Un pensiero per i nuovi arrivati…
“Qualità e professionalità: vale per tutti. Se devo sceglierne uno, allora dico Edon (Zhegrova, ndr): mi aveva impressionato quando lo abbiamo affrontato la scorsa Champions League col Lilla, poi mi ha confermato quello che pensavo di lui. Ha ragione Spalletti, quella “zeppetta” nell’uno contro uno è micidiale”.
Domani, il derby.
“Sfida da vincere, ad ogni costo. Non nego che sono legato di più a quello di Genova essendo tifoso genoano, ma con il Toro è un appuntamento molto sentito. Anche perché, per loro, vale una stagione, per noi mette in palio punti preziosissimi”.
In Champions è vietato sbagliare da qui a fine gennaio.
“Dobbiamo vincerle tutte, la possibilità di errore si è ridotta drasticamente”.
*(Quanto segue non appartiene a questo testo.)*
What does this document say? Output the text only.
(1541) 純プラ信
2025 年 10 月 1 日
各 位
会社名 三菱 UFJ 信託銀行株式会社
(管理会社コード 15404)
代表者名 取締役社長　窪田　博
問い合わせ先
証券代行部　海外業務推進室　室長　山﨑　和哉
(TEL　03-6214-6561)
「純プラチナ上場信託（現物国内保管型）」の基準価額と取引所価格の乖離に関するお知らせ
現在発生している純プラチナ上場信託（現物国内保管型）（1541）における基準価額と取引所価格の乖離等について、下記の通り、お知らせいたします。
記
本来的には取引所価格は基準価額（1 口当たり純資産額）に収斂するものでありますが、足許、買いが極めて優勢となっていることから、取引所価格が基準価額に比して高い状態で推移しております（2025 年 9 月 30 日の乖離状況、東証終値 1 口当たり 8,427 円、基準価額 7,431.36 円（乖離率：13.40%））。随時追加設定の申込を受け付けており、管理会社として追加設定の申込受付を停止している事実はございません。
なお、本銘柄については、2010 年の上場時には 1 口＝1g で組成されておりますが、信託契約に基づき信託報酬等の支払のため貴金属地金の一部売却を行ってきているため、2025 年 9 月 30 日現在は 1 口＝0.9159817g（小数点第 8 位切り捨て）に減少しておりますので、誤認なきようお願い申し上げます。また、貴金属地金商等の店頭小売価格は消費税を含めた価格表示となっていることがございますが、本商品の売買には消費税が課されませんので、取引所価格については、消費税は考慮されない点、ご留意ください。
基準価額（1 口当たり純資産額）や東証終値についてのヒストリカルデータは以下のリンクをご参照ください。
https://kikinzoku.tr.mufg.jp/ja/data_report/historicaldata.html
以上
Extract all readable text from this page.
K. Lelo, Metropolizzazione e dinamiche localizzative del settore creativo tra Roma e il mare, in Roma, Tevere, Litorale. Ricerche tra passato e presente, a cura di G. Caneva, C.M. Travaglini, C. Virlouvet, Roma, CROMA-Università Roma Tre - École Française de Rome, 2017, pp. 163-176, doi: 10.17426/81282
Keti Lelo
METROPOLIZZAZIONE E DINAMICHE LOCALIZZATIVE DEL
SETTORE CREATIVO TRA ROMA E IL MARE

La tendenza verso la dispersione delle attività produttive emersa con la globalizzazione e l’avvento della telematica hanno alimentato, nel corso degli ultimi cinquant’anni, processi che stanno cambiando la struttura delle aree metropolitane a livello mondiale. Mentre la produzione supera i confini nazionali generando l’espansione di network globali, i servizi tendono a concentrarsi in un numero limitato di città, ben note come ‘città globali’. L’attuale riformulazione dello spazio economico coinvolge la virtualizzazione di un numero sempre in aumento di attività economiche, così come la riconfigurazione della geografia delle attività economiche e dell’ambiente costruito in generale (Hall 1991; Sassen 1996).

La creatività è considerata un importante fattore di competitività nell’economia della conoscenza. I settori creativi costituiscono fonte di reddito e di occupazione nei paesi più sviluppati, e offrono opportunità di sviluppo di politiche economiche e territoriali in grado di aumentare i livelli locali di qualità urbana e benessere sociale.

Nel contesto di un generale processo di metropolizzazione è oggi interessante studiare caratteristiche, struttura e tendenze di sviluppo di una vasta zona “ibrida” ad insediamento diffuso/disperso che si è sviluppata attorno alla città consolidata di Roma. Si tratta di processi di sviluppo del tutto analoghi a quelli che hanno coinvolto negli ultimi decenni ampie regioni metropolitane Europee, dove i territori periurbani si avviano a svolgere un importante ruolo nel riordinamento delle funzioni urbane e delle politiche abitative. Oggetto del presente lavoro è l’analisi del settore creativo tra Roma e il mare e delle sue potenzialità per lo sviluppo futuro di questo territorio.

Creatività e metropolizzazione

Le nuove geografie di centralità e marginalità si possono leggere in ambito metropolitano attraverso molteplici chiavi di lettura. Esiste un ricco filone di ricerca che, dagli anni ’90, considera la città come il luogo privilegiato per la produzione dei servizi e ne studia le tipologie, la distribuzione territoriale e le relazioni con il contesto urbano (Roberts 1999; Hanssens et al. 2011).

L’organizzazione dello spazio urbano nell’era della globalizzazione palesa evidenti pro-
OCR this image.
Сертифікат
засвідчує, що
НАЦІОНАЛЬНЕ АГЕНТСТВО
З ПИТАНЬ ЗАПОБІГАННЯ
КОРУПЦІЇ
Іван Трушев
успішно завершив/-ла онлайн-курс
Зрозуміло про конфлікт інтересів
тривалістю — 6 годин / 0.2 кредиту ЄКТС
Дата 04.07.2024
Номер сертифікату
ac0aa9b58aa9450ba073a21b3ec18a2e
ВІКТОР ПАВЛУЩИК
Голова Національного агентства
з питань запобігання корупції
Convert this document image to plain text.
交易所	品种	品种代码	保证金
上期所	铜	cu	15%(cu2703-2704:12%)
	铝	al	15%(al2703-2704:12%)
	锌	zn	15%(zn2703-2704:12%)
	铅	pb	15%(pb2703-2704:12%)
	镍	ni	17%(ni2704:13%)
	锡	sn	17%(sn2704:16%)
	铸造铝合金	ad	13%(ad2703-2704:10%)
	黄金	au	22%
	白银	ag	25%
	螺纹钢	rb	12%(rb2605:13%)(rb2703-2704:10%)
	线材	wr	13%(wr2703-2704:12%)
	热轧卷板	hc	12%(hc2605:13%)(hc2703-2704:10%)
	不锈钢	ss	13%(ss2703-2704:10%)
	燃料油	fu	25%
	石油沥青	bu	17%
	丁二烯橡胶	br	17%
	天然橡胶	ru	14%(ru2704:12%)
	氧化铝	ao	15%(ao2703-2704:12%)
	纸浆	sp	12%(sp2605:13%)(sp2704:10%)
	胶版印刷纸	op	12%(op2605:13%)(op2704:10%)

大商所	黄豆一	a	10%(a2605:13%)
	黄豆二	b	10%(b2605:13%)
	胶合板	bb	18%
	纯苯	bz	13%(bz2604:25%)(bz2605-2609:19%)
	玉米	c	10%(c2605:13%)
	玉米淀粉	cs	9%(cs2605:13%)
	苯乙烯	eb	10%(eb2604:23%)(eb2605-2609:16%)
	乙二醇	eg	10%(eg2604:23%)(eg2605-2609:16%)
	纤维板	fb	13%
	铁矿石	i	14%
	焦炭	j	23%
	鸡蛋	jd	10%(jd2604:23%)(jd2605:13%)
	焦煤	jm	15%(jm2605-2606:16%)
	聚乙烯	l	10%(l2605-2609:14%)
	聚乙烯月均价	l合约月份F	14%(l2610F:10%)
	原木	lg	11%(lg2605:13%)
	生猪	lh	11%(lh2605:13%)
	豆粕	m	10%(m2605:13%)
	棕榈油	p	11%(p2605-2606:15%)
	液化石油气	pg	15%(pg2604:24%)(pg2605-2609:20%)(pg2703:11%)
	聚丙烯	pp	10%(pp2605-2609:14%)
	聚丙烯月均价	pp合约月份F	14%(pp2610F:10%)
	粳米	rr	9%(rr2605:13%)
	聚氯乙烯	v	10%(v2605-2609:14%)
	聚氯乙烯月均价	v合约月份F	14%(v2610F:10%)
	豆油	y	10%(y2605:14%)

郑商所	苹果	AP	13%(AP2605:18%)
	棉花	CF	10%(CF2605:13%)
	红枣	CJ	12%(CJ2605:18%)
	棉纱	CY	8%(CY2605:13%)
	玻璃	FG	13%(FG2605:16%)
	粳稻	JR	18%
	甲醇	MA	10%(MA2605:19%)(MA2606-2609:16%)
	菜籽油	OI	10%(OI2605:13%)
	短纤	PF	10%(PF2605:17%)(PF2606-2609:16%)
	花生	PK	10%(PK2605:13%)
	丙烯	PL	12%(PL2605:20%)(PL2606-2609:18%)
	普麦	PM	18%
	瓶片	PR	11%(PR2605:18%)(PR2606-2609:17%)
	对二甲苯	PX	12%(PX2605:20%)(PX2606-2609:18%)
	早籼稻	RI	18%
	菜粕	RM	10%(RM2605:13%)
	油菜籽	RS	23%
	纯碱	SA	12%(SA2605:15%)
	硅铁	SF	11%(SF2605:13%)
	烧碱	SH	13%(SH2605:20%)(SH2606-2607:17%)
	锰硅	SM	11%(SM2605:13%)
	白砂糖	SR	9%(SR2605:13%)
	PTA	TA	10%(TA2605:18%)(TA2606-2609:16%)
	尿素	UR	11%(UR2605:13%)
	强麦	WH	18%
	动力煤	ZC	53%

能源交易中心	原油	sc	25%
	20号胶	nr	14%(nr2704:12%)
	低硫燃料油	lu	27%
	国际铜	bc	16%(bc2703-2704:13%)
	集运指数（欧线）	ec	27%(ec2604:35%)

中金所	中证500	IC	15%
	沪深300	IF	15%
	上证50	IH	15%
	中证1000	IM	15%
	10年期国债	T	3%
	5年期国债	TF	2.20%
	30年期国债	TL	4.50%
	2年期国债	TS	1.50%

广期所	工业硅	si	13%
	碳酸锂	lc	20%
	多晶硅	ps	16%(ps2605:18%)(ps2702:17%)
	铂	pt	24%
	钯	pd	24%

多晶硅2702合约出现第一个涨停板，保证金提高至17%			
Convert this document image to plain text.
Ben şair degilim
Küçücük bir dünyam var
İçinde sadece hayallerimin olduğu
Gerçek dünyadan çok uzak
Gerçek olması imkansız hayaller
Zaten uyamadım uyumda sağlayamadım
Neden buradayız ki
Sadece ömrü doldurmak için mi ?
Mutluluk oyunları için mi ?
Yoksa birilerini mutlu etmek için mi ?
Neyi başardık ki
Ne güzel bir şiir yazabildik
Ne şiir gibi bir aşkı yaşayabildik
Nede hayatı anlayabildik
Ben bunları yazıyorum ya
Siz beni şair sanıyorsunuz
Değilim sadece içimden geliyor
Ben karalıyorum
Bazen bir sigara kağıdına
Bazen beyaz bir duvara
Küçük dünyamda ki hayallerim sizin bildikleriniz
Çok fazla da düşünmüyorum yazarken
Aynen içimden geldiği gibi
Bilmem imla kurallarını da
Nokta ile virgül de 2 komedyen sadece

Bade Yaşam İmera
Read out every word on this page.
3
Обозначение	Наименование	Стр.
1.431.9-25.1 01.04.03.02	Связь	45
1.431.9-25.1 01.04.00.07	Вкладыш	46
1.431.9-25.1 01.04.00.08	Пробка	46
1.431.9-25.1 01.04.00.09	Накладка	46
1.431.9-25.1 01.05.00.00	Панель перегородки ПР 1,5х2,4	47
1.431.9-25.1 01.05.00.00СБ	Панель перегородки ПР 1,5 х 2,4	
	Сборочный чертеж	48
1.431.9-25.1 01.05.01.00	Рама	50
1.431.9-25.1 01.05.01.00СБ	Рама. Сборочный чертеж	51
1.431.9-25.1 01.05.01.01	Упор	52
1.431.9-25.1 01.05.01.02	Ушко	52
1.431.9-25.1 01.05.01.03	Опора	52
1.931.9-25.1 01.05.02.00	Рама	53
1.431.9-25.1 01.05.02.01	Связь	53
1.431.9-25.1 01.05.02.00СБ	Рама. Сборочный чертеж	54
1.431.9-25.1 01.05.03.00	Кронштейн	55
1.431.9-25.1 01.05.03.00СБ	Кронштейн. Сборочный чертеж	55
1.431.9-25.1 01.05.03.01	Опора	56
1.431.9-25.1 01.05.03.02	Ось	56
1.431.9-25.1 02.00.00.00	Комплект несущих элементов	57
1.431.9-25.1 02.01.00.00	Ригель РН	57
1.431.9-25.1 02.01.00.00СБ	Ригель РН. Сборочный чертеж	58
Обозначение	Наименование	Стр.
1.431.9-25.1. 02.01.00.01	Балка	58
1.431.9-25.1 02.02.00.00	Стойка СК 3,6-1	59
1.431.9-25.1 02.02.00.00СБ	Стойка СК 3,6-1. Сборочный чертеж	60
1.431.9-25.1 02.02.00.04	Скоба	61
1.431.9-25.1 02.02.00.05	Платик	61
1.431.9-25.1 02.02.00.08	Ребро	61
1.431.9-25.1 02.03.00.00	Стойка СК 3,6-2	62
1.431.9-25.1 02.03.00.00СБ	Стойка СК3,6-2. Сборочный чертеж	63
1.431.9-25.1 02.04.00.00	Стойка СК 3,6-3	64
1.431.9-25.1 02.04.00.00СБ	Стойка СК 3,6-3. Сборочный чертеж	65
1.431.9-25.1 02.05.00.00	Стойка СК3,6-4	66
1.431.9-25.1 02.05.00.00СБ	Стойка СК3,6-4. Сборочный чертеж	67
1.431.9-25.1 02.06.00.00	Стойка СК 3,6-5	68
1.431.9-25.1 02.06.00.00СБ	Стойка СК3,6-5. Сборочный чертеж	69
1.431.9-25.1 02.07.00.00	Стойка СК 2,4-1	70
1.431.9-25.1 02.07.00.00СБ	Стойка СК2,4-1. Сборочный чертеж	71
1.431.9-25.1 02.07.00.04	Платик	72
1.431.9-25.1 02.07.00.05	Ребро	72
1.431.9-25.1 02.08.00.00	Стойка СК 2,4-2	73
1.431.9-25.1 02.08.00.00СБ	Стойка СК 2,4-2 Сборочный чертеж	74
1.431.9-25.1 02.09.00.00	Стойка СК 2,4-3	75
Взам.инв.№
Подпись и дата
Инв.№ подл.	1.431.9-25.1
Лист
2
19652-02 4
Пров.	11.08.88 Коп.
L’università è entrata nella sua giornata?
“Avrei voluto. Ma io sono uno che se decide di fare una cosa deve farla al meglio, il tempo mi sarebbe mancato. Sto leggendo Novak, la storia di un grande come Djokovic: c’è altro oltre il talento”.
Lei gira con le “cuffione” in testa per dirla alla Spalletti?
“Solo quando arrivo allo stadio. So che quando era ct si lamentava di chi passeggiava per i vialetti di Coverciano con le “cuffione” in testa: magari metterò gli auricolari piccoli anche in quei pochi minuti che ascolto musica (sorride, ndr). Cosa ascolto? “Guasto d’amore” di Bresh, grande tifoso genoano”.